The Free Press, Mankato, MN

Local News

March 23, 2013

For Alyssa Sandeen, waiting is the heart of the matter

(Continued)

ROCHESTER —

Since then, Sandeen has led a somewhat normal life. Or, at least as normal as a life can be in a town where everyone knows you’re the girl who almost died when she was 8 and had a heart transplant.

More recently health troubles have turned that somewhat normal life into a not-so-normal life. In 2010 she underwent a kidney transplant, courtesy of her mother. Prior to that she’d been undergoing dialysis treatments three times a week. And then last November, her heart stopped twice in one morning, including once when doctors and nurses spent two hours performing CPR on her.

She considers herself lucky, of course.

“Two hours of CPR … At what point do you give up?” she said.

Added her mother, “She’s had so many miracles.”

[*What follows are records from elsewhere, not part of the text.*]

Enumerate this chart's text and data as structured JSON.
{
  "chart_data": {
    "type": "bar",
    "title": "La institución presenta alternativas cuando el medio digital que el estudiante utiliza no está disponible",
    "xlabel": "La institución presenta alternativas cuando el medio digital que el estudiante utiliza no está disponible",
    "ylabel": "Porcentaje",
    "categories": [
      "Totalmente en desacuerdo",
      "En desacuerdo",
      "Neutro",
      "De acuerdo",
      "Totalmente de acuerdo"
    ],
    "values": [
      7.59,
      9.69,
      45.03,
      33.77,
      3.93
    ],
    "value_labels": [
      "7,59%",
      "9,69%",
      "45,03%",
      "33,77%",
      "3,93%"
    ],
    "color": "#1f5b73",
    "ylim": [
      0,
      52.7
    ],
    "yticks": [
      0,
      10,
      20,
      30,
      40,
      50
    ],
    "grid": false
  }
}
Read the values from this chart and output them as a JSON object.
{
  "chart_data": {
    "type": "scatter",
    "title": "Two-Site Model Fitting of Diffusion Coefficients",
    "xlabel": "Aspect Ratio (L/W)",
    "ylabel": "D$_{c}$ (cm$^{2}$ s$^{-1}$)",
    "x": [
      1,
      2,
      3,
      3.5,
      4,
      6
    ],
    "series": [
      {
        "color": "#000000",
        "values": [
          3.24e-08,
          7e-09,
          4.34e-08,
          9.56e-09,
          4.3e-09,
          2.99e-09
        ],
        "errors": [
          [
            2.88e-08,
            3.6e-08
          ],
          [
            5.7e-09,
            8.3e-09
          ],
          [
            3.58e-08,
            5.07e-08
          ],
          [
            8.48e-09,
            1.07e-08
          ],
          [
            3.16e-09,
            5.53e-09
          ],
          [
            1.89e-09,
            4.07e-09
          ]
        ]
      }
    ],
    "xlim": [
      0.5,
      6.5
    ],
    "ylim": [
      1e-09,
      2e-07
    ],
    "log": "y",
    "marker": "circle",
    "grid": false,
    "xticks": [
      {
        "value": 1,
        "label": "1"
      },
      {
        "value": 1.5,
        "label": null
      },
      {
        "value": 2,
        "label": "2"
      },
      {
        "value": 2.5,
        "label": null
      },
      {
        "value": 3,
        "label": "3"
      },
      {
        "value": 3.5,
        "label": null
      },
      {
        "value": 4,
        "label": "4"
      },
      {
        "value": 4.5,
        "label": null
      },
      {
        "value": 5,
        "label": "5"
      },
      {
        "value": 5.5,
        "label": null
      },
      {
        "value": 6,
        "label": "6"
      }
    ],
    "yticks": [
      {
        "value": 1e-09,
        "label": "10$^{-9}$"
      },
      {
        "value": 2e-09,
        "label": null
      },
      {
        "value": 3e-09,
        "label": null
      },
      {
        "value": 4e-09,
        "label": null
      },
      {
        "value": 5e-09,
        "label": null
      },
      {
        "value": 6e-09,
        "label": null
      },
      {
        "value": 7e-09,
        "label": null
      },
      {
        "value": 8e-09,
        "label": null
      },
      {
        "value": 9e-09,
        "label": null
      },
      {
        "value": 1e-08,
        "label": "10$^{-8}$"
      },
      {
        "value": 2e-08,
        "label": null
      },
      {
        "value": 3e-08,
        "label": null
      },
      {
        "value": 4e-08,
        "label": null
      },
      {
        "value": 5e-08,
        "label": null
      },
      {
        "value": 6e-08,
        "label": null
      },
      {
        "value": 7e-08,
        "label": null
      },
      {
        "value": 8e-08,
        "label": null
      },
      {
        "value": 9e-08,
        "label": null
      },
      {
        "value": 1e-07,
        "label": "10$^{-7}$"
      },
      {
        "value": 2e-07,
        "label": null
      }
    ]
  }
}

That marathon CPR session saved her life, of course, but it wasn’t without a cost. The lack of blood circulation to her extremities resulted in compartment syndrome in her right leg. Today, she says, that leg is in a lot of pain as the tissues begin to come back to life. She’s also needed skin grafting on her chest from complications of a chest IV leak that seeped fluid under her skin, leaving a portion of her chest blackened.

After that, she made a few trips back to Mankato for visits, but for the most part, she’s been in Rochester ever since. Now, to be placed on status 1A on the transplant list, she needs to reside in the hospital. That way, when news comes that her new heart is ready, she’ll be ready.

Living in St. Marys Hospital, she says, is no picnic. She loves the nurses, whom she says have become like family. But Sandeen likes to have fun. And that’s tough to do when you’re limited by your ailing health; walking a short distance causes her to become breathless, and visitors must wear gowns to prevent the spread of infection.